No joins in that article?
The comments here smell of "real engineers use command line". But I am not sure they ever actually worked with analysing data more than using it as a log parser.
Yes Hadoop is 2014.
These days you obviously don't set up a Hadoop cluster. You use the cloud provider service provided (BigQuery or AWS Athena for example).
Or map your data into DuckDB or use polars if it is small.
> But I am not sure they ever actually worked with analysing data more than using it as a log parser.
It really feels that way. Real data analysis involves a lot more than just grepping logs. And the reason to be wary of starting out unprepared for that kind of analysis is that migrating to a better solution later is a nightmare.
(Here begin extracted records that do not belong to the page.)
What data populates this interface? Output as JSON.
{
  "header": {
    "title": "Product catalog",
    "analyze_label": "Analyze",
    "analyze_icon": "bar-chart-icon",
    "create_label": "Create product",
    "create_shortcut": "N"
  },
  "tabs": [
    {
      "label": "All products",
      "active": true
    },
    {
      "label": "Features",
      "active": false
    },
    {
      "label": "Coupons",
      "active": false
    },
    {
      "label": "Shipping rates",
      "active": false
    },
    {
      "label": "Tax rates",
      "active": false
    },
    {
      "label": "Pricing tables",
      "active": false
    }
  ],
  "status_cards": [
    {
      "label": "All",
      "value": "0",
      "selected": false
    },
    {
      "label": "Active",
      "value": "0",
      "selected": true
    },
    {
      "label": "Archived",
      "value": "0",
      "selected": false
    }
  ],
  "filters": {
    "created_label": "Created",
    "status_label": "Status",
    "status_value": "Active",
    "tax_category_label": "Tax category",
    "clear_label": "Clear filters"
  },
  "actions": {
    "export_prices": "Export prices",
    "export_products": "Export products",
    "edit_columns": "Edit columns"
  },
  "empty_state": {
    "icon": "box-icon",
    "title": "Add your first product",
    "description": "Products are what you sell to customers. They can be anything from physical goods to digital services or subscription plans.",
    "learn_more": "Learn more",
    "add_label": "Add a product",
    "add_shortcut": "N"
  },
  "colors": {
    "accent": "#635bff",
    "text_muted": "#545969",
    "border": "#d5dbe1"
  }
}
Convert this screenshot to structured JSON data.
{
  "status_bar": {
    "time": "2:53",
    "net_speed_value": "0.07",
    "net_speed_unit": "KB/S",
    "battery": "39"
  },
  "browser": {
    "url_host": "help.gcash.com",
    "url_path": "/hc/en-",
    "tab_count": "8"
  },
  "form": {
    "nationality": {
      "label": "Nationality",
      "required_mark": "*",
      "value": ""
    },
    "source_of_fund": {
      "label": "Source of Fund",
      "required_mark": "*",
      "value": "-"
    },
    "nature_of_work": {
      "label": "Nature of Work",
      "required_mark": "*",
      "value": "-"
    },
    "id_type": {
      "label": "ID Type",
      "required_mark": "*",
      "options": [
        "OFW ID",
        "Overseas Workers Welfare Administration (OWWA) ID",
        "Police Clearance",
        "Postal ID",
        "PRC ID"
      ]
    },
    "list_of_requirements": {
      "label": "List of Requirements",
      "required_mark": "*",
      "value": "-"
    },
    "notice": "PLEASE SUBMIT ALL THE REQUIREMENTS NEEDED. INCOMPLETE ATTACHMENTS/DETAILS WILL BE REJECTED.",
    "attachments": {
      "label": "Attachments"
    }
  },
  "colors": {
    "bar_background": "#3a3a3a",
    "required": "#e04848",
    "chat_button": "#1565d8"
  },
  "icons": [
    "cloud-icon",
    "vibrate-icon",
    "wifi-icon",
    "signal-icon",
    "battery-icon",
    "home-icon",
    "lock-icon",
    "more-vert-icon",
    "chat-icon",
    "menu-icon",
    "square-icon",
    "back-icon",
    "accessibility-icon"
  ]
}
It depends. I’ve done plenty of data processing, including at large fortune 10s. Most of the big data could be shrunk to small data if you understood the use case— pre-aggregating, filtering to smaller datasets based on known analysis patterns, etc.
Now, you could argue that that’s cheating a bit and introduces preprocessing that is as complex as running Hadoop in the first place, but I think it depends.
In my experience, though, most companies really don’t have big data, and many that do don’t really need to.
Most companies aren’t fortune 500s.
I used to work at Elastic, and I noticed that most (not all!) of the customers who walked up to me at the conferences were there to ask about datasets that easily fit into memory on a cheap VPS.